People used to come to the house when they were sick or had injuries when I was a kid because everyone knew the doctor lived there. If someone had a broken arm, my father would put wooden splints on at home and then send them off so that they could have casts put on. I’d hold the bandages and stuff like that.

There were limited vaccines available for children and adults in the UK when you were growing up. Do you remember being sick as a young child? 

Yes, I had everything: chicken pox, measles, German measles, I think I had scarlet fever. And of course, mumps. I know I had whooping cough. I must’ve caught it at school when I first went there. My sister was a doctor and when she heard me whooping when I coughed, she dropped everything in a panic because she recognized the sound. She had a baby in the house and so for the baby, whooping cough was a life-threatening illness. The baby was probably a couple of months old. That was a great drama. 

I remember being very sick with something, maybe it was measles or scarlet fever, but instead of putting me to bed, they just put me on the sofa where they could keep an eye on me. Later, when I was about 10, I had tuberculosis (TB). I know because when I was a teenager, the doctor told me I have TB scars on my lungs.

Image of Beth as a teenager

Beth as a teenager in the 1950s.

You mention you’re lucky to have survived these illnesses without significant long-term disabilities. Do you know of other people who weren’t as fortunate?  

Yes, there’s two members of the family that I know of. One got mumps when he was in his twenties and became sterile. And then there was somebody who married into the family and her first child had a hearing impairment because she had German measles (rubella) at the time when the fetus was developing its hearing. The child had to have a deaf education.

When I worked as a schoolteacher in London, we had a class of children with disabilities. They were all children of teachers who had these illnesses, particularly German measles, and their hearing mostly was affected. At the time, you just got these childhood illnesses and had to be lucky and live through them. Lots of people lived with what they called “little problems.” If you had mitral valve damage (problem with a part of the heart that affects blood flow), you just weren’t as active as everyone else. It was hard. 

Your first vaccination was for smallpox. Do you remember getting vaccinated for the first time? What was it like? 

When I was a child, the only vaccination I could get was for smallpox. There was a lot of shrieking because it was quite painful. They cut your arm, and I remember yelling because I didn’t expect it. I must’ve been quite young—probably about three. I still have a scar where I got vaccinated.  

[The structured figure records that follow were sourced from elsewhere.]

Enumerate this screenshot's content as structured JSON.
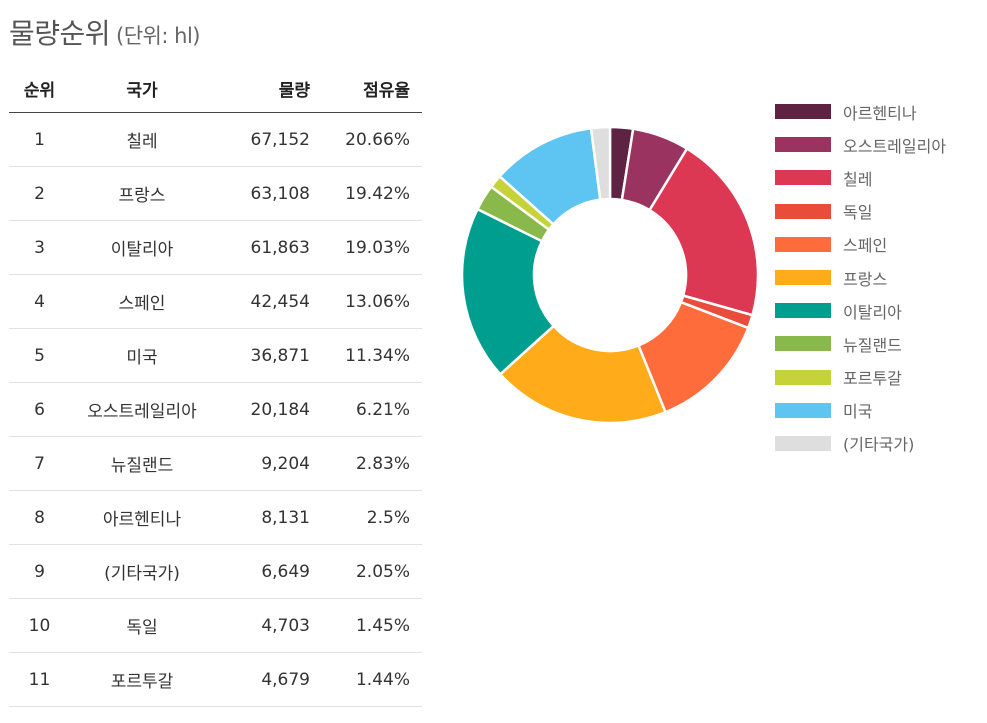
{
  "title": {
    "main": "물량순위",
    "unit": "(단위: hl)"
  },
  "table": {
    "headers": [
      "순위",
      "국가",
      "물량",
      "점유율"
    ],
    "rows": [
      {
        "rank": "1",
        "country": "칠레",
        "volume": "67,152",
        "share": "20.66%"
      },
      {
        "rank": "2",
        "country": "프랑스",
        "volume": "63,108",
        "share": "19.42%"
      },
      {
        "rank": "3",
        "country": "이탈리아",
        "volume": "61,863",
        "share": "19.03%"
      },
      {
        "rank": "4",
        "country": "스페인",
        "volume": "42,454",
        "share": "13.06%"
      },
      {
        "rank": "5",
        "country": "미국",
        "volume": "36,871",
        "share": "11.34%"
      },
      {
        "rank": "6",
        "country": "오스트레일리아",
        "volume": "20,184",
        "share": "6.21%"
      },
      {
        "rank": "7",
        "country": "뉴질랜드",
        "volume": "9,204",
        "share": "2.83%"
      },
      {
        "rank": "8",
        "country": "아르헨티나",
        "volume": "8,131",
        "share": "2.5%"
      },
      {
        "rank": "9",
        "country": "(기타국가)",
        "volume": "6,649",
        "share": "2.05%"
      },
      {
        "rank": "10",
        "country": "독일",
        "volume": "4,703",
        "share": "1.45%"
      },
      {
        "rank": "11",
        "country": "포르투갈",
        "volume": "4,679",
        "share": "1.44%"
      }
    ]
  },
  "chart_data": {
    "type": "pie",
    "variant": "donut",
    "legend_position": "right",
    "start_angle_deg": 0,
    "direction": "clockwise",
    "slices": [
      {
        "label": "아르헨티나",
        "value": 8131,
        "color": "#5e2342"
      },
      {
        "label": "오스트레일리아",
        "value": 20184,
        "color": "#9b3361"
      },
      {
        "label": "칠레",
        "value": 67152,
        "color": "#dc3753"
      },
      {
        "label": "독일",
        "value": 4703,
        "color": "#ea4c3b"
      },
      {
        "label": "스페인",
        "value": 42454,
        "color": "#ff6c3c"
      },
      {
        "label": "프랑스",
        "value": 63108,
        "color": "#ffab1a"
      },
      {
        "label": "이탈리아",
        "value": 61863,
        "color": "#009e8f"
      },
      {
        "label": "뉴질랜드",
        "value": 9204,
        "color": "#89b94a"
      },
      {
        "label": "포르투갈",
        "value": 4679,
        "color": "#c6d23a"
      },
      {
        "label": "미국",
        "value": 36871,
        "color": "#5ec4f2"
      },
      {
        "label": "(기타국가)",
        "value": 6649,
        "color": "#dedede"
      }
    ]
  }
}
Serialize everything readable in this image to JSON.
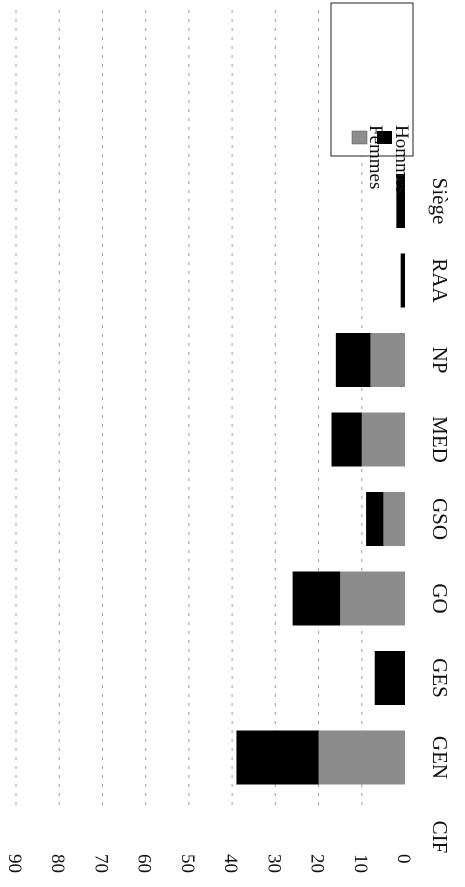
{
  "chart_data": {
    "type": "bar",
    "stacked": true,
    "orientation": "rotated-90-clockwise",
    "categories": [
      "CIF",
      "GEN",
      "GES",
      "GO",
      "GSO",
      "MED",
      "NP",
      "RAA",
      "Siège"
    ],
    "series": [
      {
        "name": "Femmes",
        "color": "#8c8c8c",
        "values": [
          0,
          20,
          0,
          15,
          5,
          10,
          8,
          0,
          0
        ]
      },
      {
        "name": "Hommes",
        "color": "#000000",
        "values": [
          0,
          19,
          7,
          11,
          4,
          7,
          8,
          1,
          2
        ]
      }
    ],
    "y_ticks": [
      "0",
      "10",
      "20",
      "30",
      "40",
      "50",
      "60",
      "70",
      "80",
      "90"
    ],
    "ylim": [
      0,
      90
    ],
    "legend_position": "top-right",
    "grid": true
  }
}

My father was adamant I got vaccinated for smallpox but for the other illnesses, there were no vaccinations. He was always very worried about polio. 

When you were a child, there was no vaccine for polio yet. Do you remember when the polio vaccine became available? 

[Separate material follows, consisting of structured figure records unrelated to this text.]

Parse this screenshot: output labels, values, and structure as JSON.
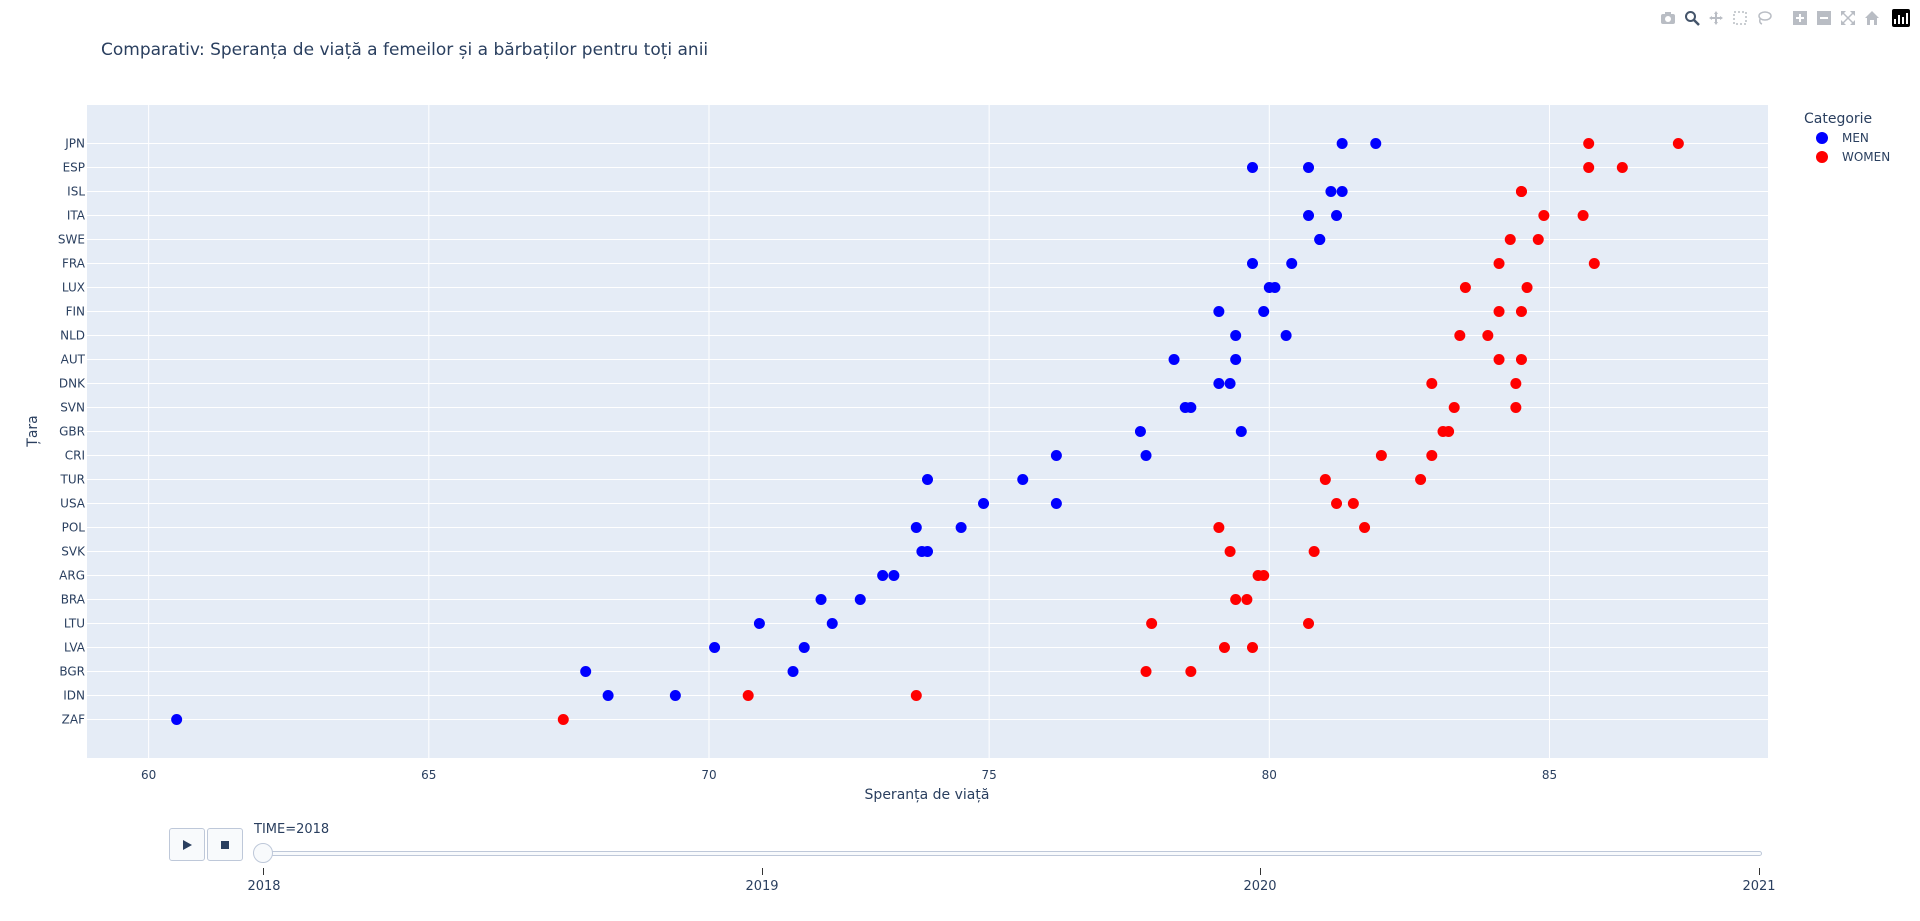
{
  "chart_data": {
    "type": "scatter",
    "title": "Comparativ: Speranța de viață a femeilor și a bărbaților pentru toți anii",
    "xlabel": "Speranța de viață",
    "ylabel": "Țara",
    "xlim": [
      58.9,
      88.9
    ],
    "xticks": [
      60,
      65,
      70,
      75,
      80,
      85
    ],
    "categories": [
      "JPN",
      "ESP",
      "ISL",
      "ITA",
      "SWE",
      "FRA",
      "LUX",
      "FIN",
      "NLD",
      "AUT",
      "DNK",
      "SVN",
      "GBR",
      "CRI",
      "TUR",
      "USA",
      "POL",
      "SVK",
      "ARG",
      "BRA",
      "LTU",
      "LVA",
      "BGR",
      "IDN",
      "ZAF"
    ],
    "legend": {
      "title": "Categorie",
      "position": "top-right"
    },
    "grid": true,
    "series": [
      {
        "name": "MEN",
        "color": "#0000ff",
        "points": [
          {
            "x": 81.3,
            "y": "JPN"
          },
          {
            "x": 81.9,
            "y": "JPN"
          },
          {
            "x": 80.7,
            "y": "ESP"
          },
          {
            "x": 79.7,
            "y": "ESP"
          },
          {
            "x": 81.3,
            "y": "ISL"
          },
          {
            "x": 81.1,
            "y": "ISL"
          },
          {
            "x": 81.2,
            "y": "ITA"
          },
          {
            "x": 80.7,
            "y": "ITA"
          },
          {
            "x": 80.9,
            "y": "SWE"
          },
          {
            "x": 80.9,
            "y": "SWE"
          },
          {
            "x": 79.7,
            "y": "FRA"
          },
          {
            "x": 80.4,
            "y": "FRA"
          },
          {
            "x": 80.1,
            "y": "LUX"
          },
          {
            "x": 80.0,
            "y": "LUX"
          },
          {
            "x": 79.1,
            "y": "FIN"
          },
          {
            "x": 79.9,
            "y": "FIN"
          },
          {
            "x": 80.3,
            "y": "NLD"
          },
          {
            "x": 79.4,
            "y": "NLD"
          },
          {
            "x": 79.4,
            "y": "AUT"
          },
          {
            "x": 78.3,
            "y": "AUT"
          },
          {
            "x": 79.1,
            "y": "DNK"
          },
          {
            "x": 79.3,
            "y": "DNK"
          },
          {
            "x": 78.5,
            "y": "SVN"
          },
          {
            "x": 78.6,
            "y": "SVN"
          },
          {
            "x": 79.5,
            "y": "GBR"
          },
          {
            "x": 77.7,
            "y": "GBR"
          },
          {
            "x": 77.8,
            "y": "CRI"
          },
          {
            "x": 76.2,
            "y": "CRI"
          },
          {
            "x": 75.6,
            "y": "TUR"
          },
          {
            "x": 73.9,
            "y": "TUR"
          },
          {
            "x": 76.2,
            "y": "USA"
          },
          {
            "x": 74.9,
            "y": "USA"
          },
          {
            "x": 73.7,
            "y": "POL"
          },
          {
            "x": 74.5,
            "y": "POL"
          },
          {
            "x": 73.9,
            "y": "SVK"
          },
          {
            "x": 73.8,
            "y": "SVK"
          },
          {
            "x": 73.1,
            "y": "ARG"
          },
          {
            "x": 73.3,
            "y": "ARG"
          },
          {
            "x": 72.0,
            "y": "BRA"
          },
          {
            "x": 72.7,
            "y": "BRA"
          },
          {
            "x": 70.9,
            "y": "LTU"
          },
          {
            "x": 72.2,
            "y": "LTU"
          },
          {
            "x": 70.1,
            "y": "LVA"
          },
          {
            "x": 71.7,
            "y": "LVA"
          },
          {
            "x": 71.5,
            "y": "BGR"
          },
          {
            "x": 67.8,
            "y": "BGR"
          },
          {
            "x": 69.4,
            "y": "IDN"
          },
          {
            "x": 68.2,
            "y": "IDN"
          },
          {
            "x": 60.5,
            "y": "ZAF"
          }
        ]
      },
      {
        "name": "WOMEN",
        "color": "#ff0000",
        "points": [
          {
            "x": 87.3,
            "y": "JPN"
          },
          {
            "x": 85.7,
            "y": "JPN"
          },
          {
            "x": 86.3,
            "y": "ESP"
          },
          {
            "x": 85.7,
            "y": "ESP"
          },
          {
            "x": 84.5,
            "y": "ISL"
          },
          {
            "x": 84.5,
            "y": "ISL"
          },
          {
            "x": 85.6,
            "y": "ITA"
          },
          {
            "x": 84.9,
            "y": "ITA"
          },
          {
            "x": 84.3,
            "y": "SWE"
          },
          {
            "x": 84.8,
            "y": "SWE"
          },
          {
            "x": 85.8,
            "y": "FRA"
          },
          {
            "x": 84.1,
            "y": "FRA"
          },
          {
            "x": 84.6,
            "y": "LUX"
          },
          {
            "x": 83.5,
            "y": "LUX"
          },
          {
            "x": 84.5,
            "y": "FIN"
          },
          {
            "x": 84.1,
            "y": "FIN"
          },
          {
            "x": 83.4,
            "y": "NLD"
          },
          {
            "x": 83.9,
            "y": "NLD"
          },
          {
            "x": 84.1,
            "y": "AUT"
          },
          {
            "x": 84.5,
            "y": "AUT"
          },
          {
            "x": 82.9,
            "y": "DNK"
          },
          {
            "x": 84.4,
            "y": "DNK"
          },
          {
            "x": 84.4,
            "y": "SVN"
          },
          {
            "x": 83.3,
            "y": "SVN"
          },
          {
            "x": 83.1,
            "y": "GBR"
          },
          {
            "x": 83.2,
            "y": "GBR"
          },
          {
            "x": 82.9,
            "y": "CRI"
          },
          {
            "x": 82.0,
            "y": "CRI"
          },
          {
            "x": 81.0,
            "y": "TUR"
          },
          {
            "x": 82.7,
            "y": "TUR"
          },
          {
            "x": 81.2,
            "y": "USA"
          },
          {
            "x": 81.5,
            "y": "USA"
          },
          {
            "x": 81.7,
            "y": "POL"
          },
          {
            "x": 79.1,
            "y": "POL"
          },
          {
            "x": 80.8,
            "y": "SVK"
          },
          {
            "x": 79.3,
            "y": "SVK"
          },
          {
            "x": 79.9,
            "y": "ARG"
          },
          {
            "x": 79.8,
            "y": "ARG"
          },
          {
            "x": 79.4,
            "y": "BRA"
          },
          {
            "x": 79.6,
            "y": "BRA"
          },
          {
            "x": 80.7,
            "y": "LTU"
          },
          {
            "x": 77.9,
            "y": "LTU"
          },
          {
            "x": 79.7,
            "y": "LVA"
          },
          {
            "x": 79.2,
            "y": "LVA"
          },
          {
            "x": 78.6,
            "y": "BGR"
          },
          {
            "x": 77.8,
            "y": "BGR"
          },
          {
            "x": 73.7,
            "y": "IDN"
          },
          {
            "x": 70.7,
            "y": "IDN"
          },
          {
            "x": 67.4,
            "y": "ZAF"
          }
        ]
      }
    ]
  },
  "slider": {
    "current_label": "TIME=2018",
    "current_value": "2018",
    "steps": [
      "2018",
      "2019",
      "2020",
      "2021"
    ]
  },
  "modebar": {
    "icons": [
      "camera-icon",
      "zoom-icon",
      "pan-icon",
      "box-select-icon",
      "lasso-icon",
      "zoom-in-icon",
      "zoom-out-icon",
      "autoscale-icon",
      "home-icon",
      "plotly-logo-icon"
    ]
  }
}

I think I had my first polio vaccination when I came to the United States. It was an oral vaccine. I remember thinking, “Good, now I won’t get polio.” 

Polio was horrible, and very deadly to some people. The most extreme cases had to live in an iron lung and others had severe problems with their legs and could barely walk.

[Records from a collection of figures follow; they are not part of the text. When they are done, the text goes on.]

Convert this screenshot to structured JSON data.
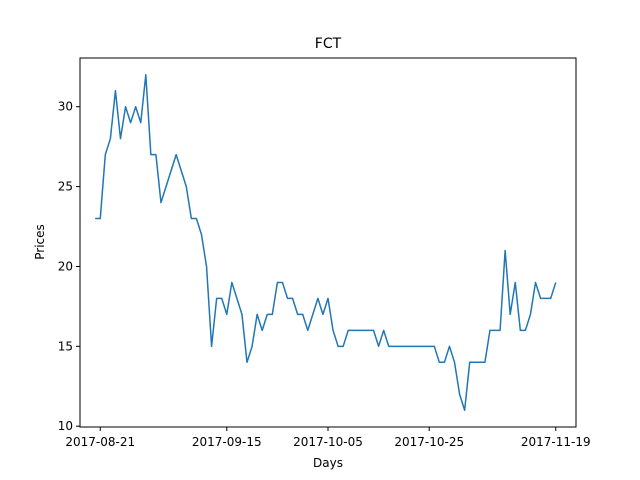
{
  "chart_data": {
    "type": "line",
    "title": "FCT",
    "xlabel": "Days",
    "ylabel": "Prices",
    "x_is_date": true,
    "xlim": [
      "2017-08-17",
      "2017-11-23"
    ],
    "ylim": [
      9.95,
      33.05
    ],
    "x_ticks": [
      {
        "date": "2017-08-21",
        "label": "2017-08-21"
      },
      {
        "date": "2017-09-15",
        "label": "2017-09-15"
      },
      {
        "date": "2017-10-05",
        "label": "2017-10-05"
      },
      {
        "date": "2017-10-25",
        "label": "2017-10-25"
      },
      {
        "date": "2017-11-19",
        "label": "2017-11-19"
      }
    ],
    "y_ticks": [
      10,
      15,
      20,
      25,
      30
    ],
    "grid": false,
    "line_color": "#1f77b4",
    "series": [
      {
        "x": [
          "2017-08-20",
          "2017-08-21",
          "2017-08-22",
          "2017-08-23",
          "2017-08-24",
          "2017-08-25",
          "2017-08-26",
          "2017-08-27",
          "2017-08-28",
          "2017-08-29",
          "2017-08-30",
          "2017-08-31",
          "2017-09-01",
          "2017-09-02",
          "2017-09-03",
          "2017-09-05",
          "2017-09-06",
          "2017-09-07",
          "2017-09-08",
          "2017-09-09",
          "2017-09-10",
          "2017-09-11",
          "2017-09-12",
          "2017-09-13",
          "2017-09-14",
          "2017-09-15",
          "2017-09-16",
          "2017-09-17",
          "2017-09-18",
          "2017-09-19",
          "2017-09-20",
          "2017-09-21",
          "2017-09-22",
          "2017-09-23",
          "2017-09-24",
          "2017-09-25",
          "2017-09-26",
          "2017-09-27",
          "2017-09-28",
          "2017-09-29",
          "2017-09-30",
          "2017-10-01",
          "2017-10-02",
          "2017-10-03",
          "2017-10-04",
          "2017-10-05",
          "2017-10-06",
          "2017-10-07",
          "2017-10-08",
          "2017-10-09",
          "2017-10-14",
          "2017-10-15",
          "2017-10-16",
          "2017-10-17",
          "2017-10-26",
          "2017-10-27",
          "2017-10-28",
          "2017-10-29",
          "2017-10-30",
          "2017-10-31",
          "2017-11-01",
          "2017-11-02",
          "2017-11-03",
          "2017-11-05",
          "2017-11-06",
          "2017-11-07",
          "2017-11-08",
          "2017-11-09",
          "2017-11-10",
          "2017-11-11",
          "2017-11-12",
          "2017-11-13",
          "2017-11-14",
          "2017-11-15",
          "2017-11-16",
          "2017-11-17",
          "2017-11-18",
          "2017-11-19"
        ],
        "values": [
          23,
          23,
          27,
          28,
          31,
          28,
          30,
          29,
          30,
          29,
          32,
          27,
          27,
          24,
          25,
          27,
          26,
          25,
          23,
          23,
          22,
          20,
          15,
          18,
          18,
          17,
          19,
          18,
          17,
          14,
          15,
          17,
          16,
          17,
          17,
          19,
          19,
          18,
          18,
          17,
          17,
          16,
          17,
          18,
          17,
          18,
          16,
          15,
          15,
          16,
          16,
          15,
          16,
          15,
          15,
          14,
          14,
          15,
          14,
          12,
          11,
          14,
          14,
          14,
          16,
          16,
          16,
          21,
          17,
          19,
          16,
          16,
          17,
          19,
          18,
          18,
          18,
          19
        ]
      }
    ]
  }
}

Image of a hospital ward filled with iron lung patients.

Image of iron lungs for polio patients from Science Museum.

You experienced several diseases as a child that are now preventable through vaccines. Does that motivate you to stay up to date on vaccines as an older adult?  

Yes, it does. It’s so simple to get a vaccination and then, if nothing else, the illness when you meet it is probably lessened by the fact that you were vaccinated.

What do you want other people to know about vaccine-preventable diseases? What advice would you give them if they don’t think vaccines are important?  

It’s horrible to get these illnesses and then get complications that may affect the whole of your life, or you might even die. It’s so simple to get a vaccination and not only are you safe, but so is society.